総裁はこの日、大学生向けにオンラインで講演。講演後記者団に「(カナダ)ドル高はリスクだと強調してきた」と述べ、「さらに急速に(カナダドル高が)進めば、われわれの見通しに影響を与える。金融政策において考慮しなければならないことだ」とコメントした。

商品価格高を背景に、中銀が4月に最新の景気見通しを示して以降、カナダドルは約4%上昇、12日には6年ぶり高値を付けた。カナダは原油や鉱物などの主要輸出国。

総裁は講演で、量的緩和など新型コロナウイルス対策の一部が所得格差の拡大をもたらす恐れがあるとして、この問題を注視していく考えを示した。

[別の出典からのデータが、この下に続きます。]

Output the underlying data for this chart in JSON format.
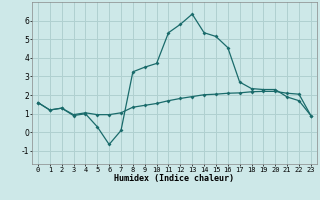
{
  "bg_color": "#cde8e8",
  "grid_color": "#b0d0d0",
  "line_color": "#1a6b6b",
  "xlabel": "Humidex (Indice chaleur)",
  "xlim": [
    -0.5,
    23.5
  ],
  "ylim": [
    -1.7,
    7.0
  ],
  "yticks": [
    -1,
    0,
    1,
    2,
    3,
    4,
    5,
    6
  ],
  "xticks": [
    0,
    1,
    2,
    3,
    4,
    5,
    6,
    7,
    8,
    9,
    10,
    11,
    12,
    13,
    14,
    15,
    16,
    17,
    18,
    19,
    20,
    21,
    22,
    23
  ],
  "line1_x": [
    0,
    1,
    2,
    3,
    4,
    5,
    6,
    7,
    8,
    9,
    10,
    11,
    12,
    13,
    14,
    15,
    16,
    17,
    18,
    19,
    20,
    21,
    22,
    23
  ],
  "line1_y": [
    1.6,
    1.2,
    1.3,
    0.9,
    1.0,
    0.3,
    -0.65,
    0.1,
    3.25,
    3.5,
    3.7,
    5.35,
    5.8,
    6.35,
    5.35,
    5.15,
    4.55,
    2.7,
    2.35,
    2.3,
    2.3,
    1.9,
    1.7,
    0.9
  ],
  "line2_x": [
    0,
    1,
    2,
    3,
    4,
    5,
    6,
    7,
    8,
    9,
    10,
    11,
    12,
    13,
    14,
    15,
    16,
    17,
    18,
    19,
    20,
    21,
    22,
    23
  ],
  "line2_y": [
    1.6,
    1.2,
    1.3,
    0.95,
    1.05,
    0.95,
    0.95,
    1.05,
    1.35,
    1.45,
    1.55,
    1.7,
    1.82,
    1.92,
    2.02,
    2.05,
    2.1,
    2.12,
    2.18,
    2.2,
    2.2,
    2.1,
    2.05,
    0.9
  ]
}
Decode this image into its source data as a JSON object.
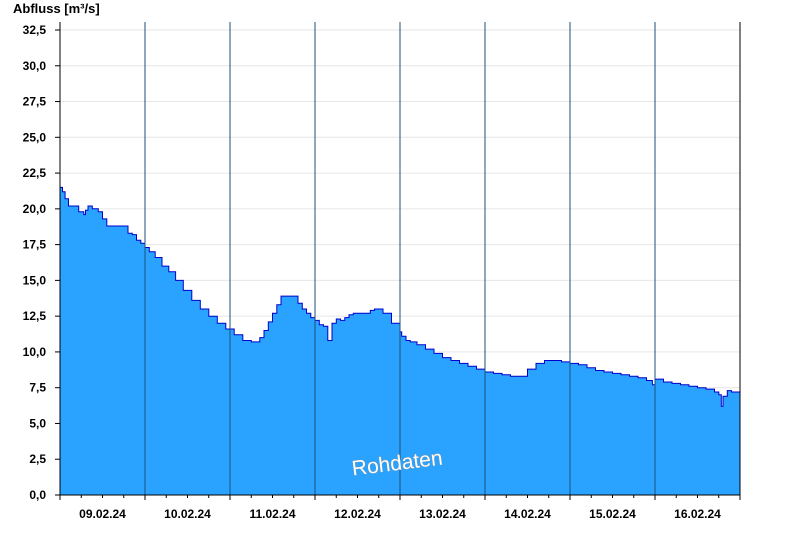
{
  "chart_data": {
    "type": "area",
    "ylabel": "Abfluss [m³/s]",
    "watermark": "Rohdaten",
    "ylim": [
      0,
      32.5
    ],
    "yticks": [
      0,
      2.5,
      5,
      7.5,
      10,
      12.5,
      15,
      17.5,
      20,
      22.5,
      25,
      27.5,
      30,
      32.5
    ],
    "ytick_labels": [
      "0,0",
      "2,5",
      "5,0",
      "7,5",
      "10,0",
      "12,5",
      "15,0",
      "17,5",
      "20,0",
      "22,5",
      "25,0",
      "27,5",
      "30,0",
      "32,5"
    ],
    "x_day_labels": [
      "09.02.24",
      "10.02.24",
      "11.02.24",
      "12.02.24",
      "13.02.24",
      "14.02.24",
      "15.02.24",
      "16.02.24"
    ],
    "xlim_days": [
      0,
      8
    ],
    "grid": true,
    "fill_color": "#29A3FF",
    "line_color": "#0000CC",
    "series": [
      {
        "x": [
          0,
          0.03,
          0.06,
          0.1,
          0.15,
          0.22,
          0.28,
          0.3,
          0.33,
          0.38,
          0.45,
          0.5,
          0.55,
          0.62,
          0.7,
          0.8,
          0.85,
          0.9,
          0.95,
          1.0,
          1.05,
          1.12,
          1.2,
          1.28,
          1.36,
          1.45,
          1.55,
          1.65,
          1.75,
          1.85,
          1.95,
          2.05,
          2.15,
          2.25,
          2.3,
          2.35,
          2.4,
          2.45,
          2.5,
          2.55,
          2.6,
          2.65,
          2.7,
          2.75,
          2.8,
          2.85,
          2.9,
          2.95,
          3.0,
          3.05,
          3.1,
          3.15,
          3.2,
          3.25,
          3.3,
          3.35,
          3.4,
          3.45,
          3.5,
          3.55,
          3.6,
          3.65,
          3.7,
          3.8,
          3.9,
          4.0,
          4.02,
          4.07,
          4.12,
          4.2,
          4.3,
          4.4,
          4.5,
          4.6,
          4.7,
          4.8,
          4.9,
          5.0,
          5.1,
          5.2,
          5.3,
          5.4,
          5.5,
          5.6,
          5.7,
          5.8,
          5.9,
          6.0,
          6.05,
          6.1,
          6.2,
          6.3,
          6.4,
          6.5,
          6.6,
          6.7,
          6.8,
          6.9,
          6.95,
          6.97,
          7.0,
          7.1,
          7.2,
          7.3,
          7.4,
          7.5,
          7.6,
          7.7,
          7.75,
          7.78,
          7.8,
          7.85,
          7.9,
          8.0
        ],
        "y": [
          21.5,
          21.2,
          20.7,
          20.2,
          20.2,
          19.8,
          19.6,
          19.9,
          20.2,
          20.0,
          19.8,
          19.3,
          18.8,
          18.8,
          18.8,
          18.3,
          18.2,
          17.8,
          17.6,
          17.3,
          17.0,
          16.6,
          16.0,
          15.6,
          15.0,
          14.3,
          13.6,
          13.0,
          12.5,
          12.0,
          11.6,
          11.2,
          10.8,
          10.7,
          10.7,
          11.0,
          11.5,
          12.1,
          12.7,
          13.3,
          13.9,
          13.9,
          13.9,
          13.9,
          13.4,
          13.0,
          12.7,
          12.4,
          12.2,
          11.9,
          11.8,
          10.8,
          12.0,
          12.3,
          12.2,
          12.4,
          12.6,
          12.7,
          12.7,
          12.7,
          12.7,
          12.9,
          13.0,
          12.7,
          12.0,
          11.4,
          11.1,
          10.8,
          10.7,
          10.5,
          10.2,
          9.9,
          9.6,
          9.4,
          9.2,
          9.0,
          8.8,
          8.6,
          8.5,
          8.4,
          8.3,
          8.3,
          8.8,
          9.2,
          9.4,
          9.4,
          9.3,
          9.2,
          9.2,
          9.1,
          8.9,
          8.7,
          8.6,
          8.5,
          8.4,
          8.3,
          8.2,
          8.0,
          8.0,
          7.7,
          8.1,
          7.9,
          7.8,
          7.7,
          7.6,
          7.5,
          7.4,
          7.2,
          7.0,
          6.2,
          6.9,
          7.3,
          7.2,
          7.2
        ]
      }
    ]
  }
}
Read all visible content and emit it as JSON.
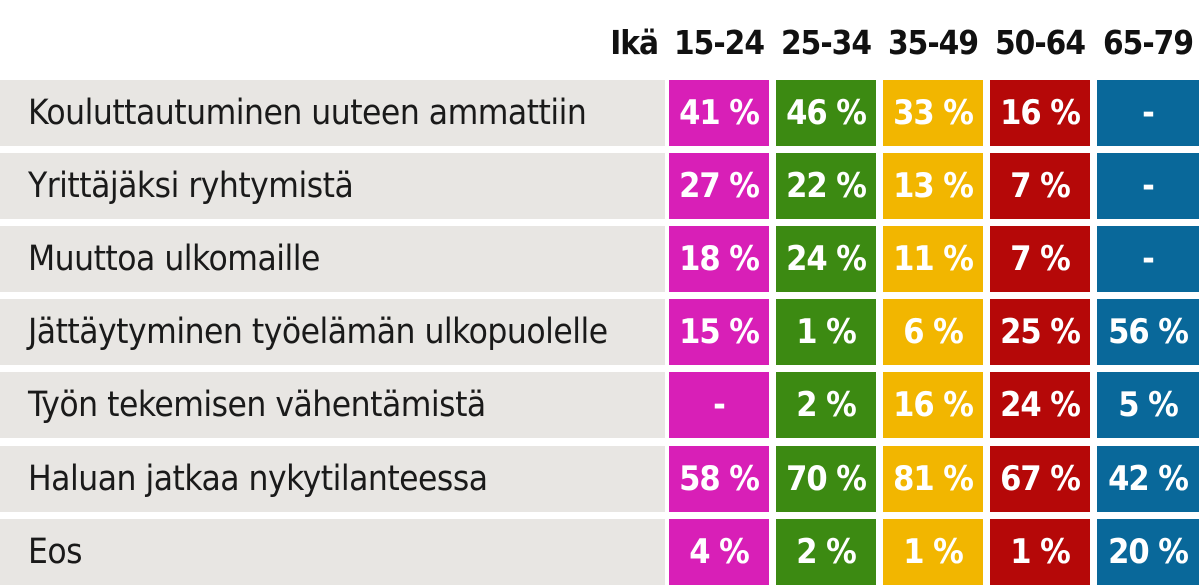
{
  "chart_data": {
    "type": "table",
    "age_label": "Ikä",
    "columns": [
      "15-24",
      "25-34",
      "35-49",
      "50-64",
      "65-79"
    ],
    "column_colors": [
      "#d81fb7",
      "#3c8a12",
      "#f2b600",
      "#b50808",
      "#09689a"
    ],
    "label_bg": "#e8e6e3",
    "rows": [
      {
        "label": "Kouluttautuminen uuteen ammattiin",
        "values": [
          "41 %",
          "46 %",
          "33 %",
          "16 %",
          "-"
        ]
      },
      {
        "label": "Yrittäjäksi ryhtymistä",
        "values": [
          "27 %",
          "22 %",
          "13 %",
          "7 %",
          "-"
        ]
      },
      {
        "label": "Muuttoa ulkomaille",
        "values": [
          "18 %",
          "24 %",
          "11 %",
          "7 %",
          "-"
        ]
      },
      {
        "label": "Jättäytyminen työelämän ulkopuolelle",
        "values": [
          "15 %",
          "1 %",
          "6 %",
          "25 %",
          "56 %"
        ]
      },
      {
        "label": "Työn tekemisen vähentämistä",
        "values": [
          "-",
          "2 %",
          "16 %",
          "24 %",
          "5 %"
        ]
      },
      {
        "label": "Haluan jatkaa nykytilanteessa",
        "values": [
          "58 %",
          "70 %",
          "81 %",
          "67 %",
          "42 %"
        ]
      },
      {
        "label": "Eos",
        "values": [
          "4 %",
          "2 %",
          "1 %",
          "1 %",
          "20 %"
        ]
      }
    ]
  }
}
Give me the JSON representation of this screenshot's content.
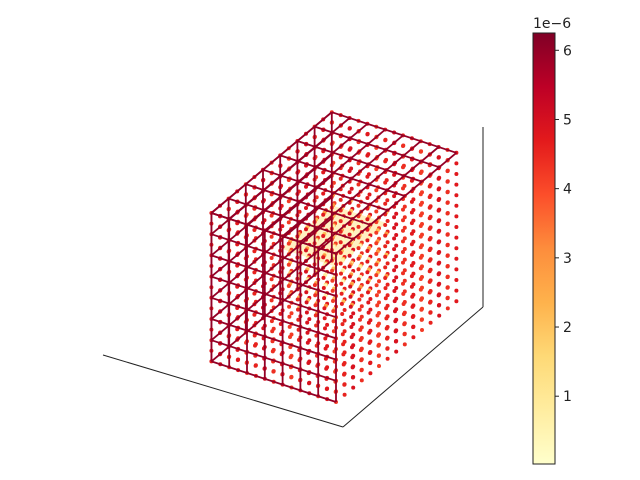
{
  "chart_data": {
    "type": "scatter",
    "projection": "3d",
    "axes_labels_shown": false,
    "grid": false,
    "colorbar": {
      "colormap": "YlOrRd",
      "min": 2e-08,
      "max": 6.25e-06,
      "ticks": [
        1,
        2,
        3,
        4,
        5,
        6
      ],
      "tick_labels": [
        "1",
        "2",
        "3",
        "4",
        "5",
        "6"
      ],
      "offset_text": "1e−6",
      "placement": "right"
    },
    "lattice": {
      "description_values": "points on a cubic grid; strong values on outer faces, weak values in the interior",
      "outer_value": 6e-06,
      "shell_value": 4.2e-06,
      "core_value": 3e-07
    }
  }
}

量的緩和は需要の刺激や雇用の創出に役立つ一方、資産価値を膨らませて富を増やしていると指摘。「当然のことながら、増えた資産は社会全体に均等に分配されているわけではなく、結果として量的緩和は富の不平等を拡大させる可能性がある」と述べた上で、「国内外で量的緩和がもたらす影響を注意深く見極め、所得と富の不平等に対する影響をより完全に理解するよう努める」と表明した。

中銀は先月、毎週の国債の純買い入れ目標を従来の40億カナダドルから30億カナダドルに縮小するとともに、来年にも利上げに踏み切る可能性を示唆した。

マックレム総裁は、インフレ率が目標の2%を持続的に達成するまで、金利は現在の0.25%にとどまると繰り返し述べたほか、「完全な回復」を後押しするために金融政策手段を活用し続けると強調した。